Özet
GİRİŞ ve AMAÇ
Bu çalışmayı, prostat kanserinde, tümör dokusunda ve tümör çevresinde CD105 ve CD31 ile araştırılan mikrovasküler yoğunluğun (MVY) histopatolojik ve klinik bulgularla ilişkisini araştırmak amacıyla planladık.
YÖNTEM ve GEREÇLER
Çalışmamızda, Patoloji Bölümünde incelenmiş 100 radikal prostatektomi materyali klinik ve histopatolojik bulguları açısından retrospektif olarak değerlendirildi. Her bir materyaldeki tümör dokusuna ve tümör çevresine CD105 ve CD31 immünohistokimyasal belirteçleri uygulandı. Tümoral ve peritümöral CD105 ve CD31 ile MVY ekspresyonu, klinik ve histopatolojik bulgularla karşılaştırıldı.
BULGULAR
Tümör dokusunda CD105 ve CD31 ile MVY, tümör çevresindekinden anlamlı olarak fazla bulundu (p<0.001). Tümör çevresindeki CD105 ile boyanan damar sayısı, tümör çevresindeki CD31 ile boyanan damar sayısından anlamlı derecede düşük bulundu (p<0.001).
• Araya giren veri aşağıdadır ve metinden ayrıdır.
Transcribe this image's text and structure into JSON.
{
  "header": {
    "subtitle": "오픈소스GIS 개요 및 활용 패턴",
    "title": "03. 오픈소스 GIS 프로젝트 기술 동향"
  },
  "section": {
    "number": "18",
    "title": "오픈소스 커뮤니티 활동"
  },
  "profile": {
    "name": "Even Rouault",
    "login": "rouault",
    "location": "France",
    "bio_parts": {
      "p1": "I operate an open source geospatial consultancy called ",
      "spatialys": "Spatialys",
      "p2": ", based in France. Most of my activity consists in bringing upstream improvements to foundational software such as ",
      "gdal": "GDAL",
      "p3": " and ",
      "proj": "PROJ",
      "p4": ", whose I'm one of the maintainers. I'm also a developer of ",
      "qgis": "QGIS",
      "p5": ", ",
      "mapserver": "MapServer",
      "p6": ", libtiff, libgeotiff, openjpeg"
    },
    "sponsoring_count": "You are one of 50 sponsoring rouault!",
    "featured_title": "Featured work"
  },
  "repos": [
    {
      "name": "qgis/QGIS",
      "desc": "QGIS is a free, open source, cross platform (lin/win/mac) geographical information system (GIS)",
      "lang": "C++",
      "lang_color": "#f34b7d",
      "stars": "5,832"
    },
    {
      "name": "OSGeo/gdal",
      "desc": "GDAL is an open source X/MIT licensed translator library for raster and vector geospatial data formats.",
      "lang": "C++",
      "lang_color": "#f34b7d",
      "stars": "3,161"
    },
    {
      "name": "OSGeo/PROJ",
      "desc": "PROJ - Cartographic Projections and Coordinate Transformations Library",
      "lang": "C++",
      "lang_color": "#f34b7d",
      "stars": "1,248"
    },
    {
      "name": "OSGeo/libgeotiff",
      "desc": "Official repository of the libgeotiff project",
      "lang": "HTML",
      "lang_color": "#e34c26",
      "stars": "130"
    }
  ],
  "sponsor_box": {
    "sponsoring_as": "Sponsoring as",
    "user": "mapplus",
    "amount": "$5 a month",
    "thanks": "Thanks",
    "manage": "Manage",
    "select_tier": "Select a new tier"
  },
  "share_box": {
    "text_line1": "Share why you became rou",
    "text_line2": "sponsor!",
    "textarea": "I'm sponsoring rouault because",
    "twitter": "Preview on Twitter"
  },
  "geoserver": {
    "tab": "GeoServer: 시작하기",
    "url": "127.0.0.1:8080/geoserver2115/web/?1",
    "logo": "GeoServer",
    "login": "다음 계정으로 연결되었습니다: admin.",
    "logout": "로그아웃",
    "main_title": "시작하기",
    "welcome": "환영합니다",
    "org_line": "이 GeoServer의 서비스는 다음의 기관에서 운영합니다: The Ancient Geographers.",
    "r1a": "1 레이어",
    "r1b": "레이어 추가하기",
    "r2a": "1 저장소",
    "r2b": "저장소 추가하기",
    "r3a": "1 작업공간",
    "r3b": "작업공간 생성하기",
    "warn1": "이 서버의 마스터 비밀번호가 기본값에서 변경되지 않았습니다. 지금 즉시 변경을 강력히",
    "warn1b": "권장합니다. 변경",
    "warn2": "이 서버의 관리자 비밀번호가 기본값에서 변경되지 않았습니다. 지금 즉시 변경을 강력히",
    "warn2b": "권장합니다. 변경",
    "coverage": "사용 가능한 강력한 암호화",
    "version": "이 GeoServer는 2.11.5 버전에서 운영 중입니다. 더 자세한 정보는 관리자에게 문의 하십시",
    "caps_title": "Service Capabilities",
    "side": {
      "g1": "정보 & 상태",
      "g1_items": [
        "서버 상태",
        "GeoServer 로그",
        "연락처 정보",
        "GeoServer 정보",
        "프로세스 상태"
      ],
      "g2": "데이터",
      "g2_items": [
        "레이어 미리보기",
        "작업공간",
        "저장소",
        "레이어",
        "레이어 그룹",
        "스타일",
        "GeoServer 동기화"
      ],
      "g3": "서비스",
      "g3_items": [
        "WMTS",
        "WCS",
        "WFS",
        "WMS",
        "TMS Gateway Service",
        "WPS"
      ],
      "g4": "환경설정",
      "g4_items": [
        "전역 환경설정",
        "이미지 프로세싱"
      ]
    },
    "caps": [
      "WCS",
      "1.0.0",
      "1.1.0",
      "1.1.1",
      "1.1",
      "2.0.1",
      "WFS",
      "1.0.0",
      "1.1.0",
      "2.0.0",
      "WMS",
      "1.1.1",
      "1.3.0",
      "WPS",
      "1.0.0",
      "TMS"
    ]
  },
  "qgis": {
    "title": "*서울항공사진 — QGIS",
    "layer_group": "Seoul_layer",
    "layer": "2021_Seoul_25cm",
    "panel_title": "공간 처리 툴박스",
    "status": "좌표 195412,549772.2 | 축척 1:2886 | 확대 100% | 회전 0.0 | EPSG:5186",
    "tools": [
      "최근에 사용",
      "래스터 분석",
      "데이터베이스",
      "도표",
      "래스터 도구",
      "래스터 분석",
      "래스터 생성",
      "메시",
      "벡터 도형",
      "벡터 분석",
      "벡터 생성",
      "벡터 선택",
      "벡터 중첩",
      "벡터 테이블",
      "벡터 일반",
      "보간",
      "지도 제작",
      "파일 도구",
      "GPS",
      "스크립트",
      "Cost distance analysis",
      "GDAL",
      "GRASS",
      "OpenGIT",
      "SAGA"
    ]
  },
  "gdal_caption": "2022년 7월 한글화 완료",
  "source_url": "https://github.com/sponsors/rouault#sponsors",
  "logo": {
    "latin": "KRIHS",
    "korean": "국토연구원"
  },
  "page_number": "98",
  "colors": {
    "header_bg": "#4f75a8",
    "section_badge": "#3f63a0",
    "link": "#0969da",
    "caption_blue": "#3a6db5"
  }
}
Tümör dokusundaki CD105 MVY ile preoperatif serum total PSA düzeyi, tümör hacmi, perinöral invazyon, lenf düğümü metastazı ve lokal invazyon arasında anlamlı ilişki bulundu (sırasıyla r=0,338 ve p<0,001, p= 0,003, p= 0,009, p= 0,044). Tümör dokusundaki CD31 MVY ekspresyonu ile patolojik evre, cerrahi sınırda tümör bulunması ve veziküloseminalis invazyonu arasında anlamlı ilişki bulundu (sırasıyla r=0,228 ve p= 0,022, p=0,034).Tümör çevresindeki CD105 ve CD31 MVY ekspresyonu ile klinik ve histopatolojik bulgular arasında anlamlı ilişki görülmedi (p > 0,05).
TARTIŞMA ve SONUÇ
Tümör dokusundaki CD105 ve CD31 MVY’nun, prognostik açıdan önemli klinik bulgularla ilişkili olması, tümör pogresyonunda anjiogenezin önemini vurgulamaktadır. Bu bulgu anti-anjiojenik ajanları içeren yeni tedavi modalitelerinin gelişmesini sağlayacaktır.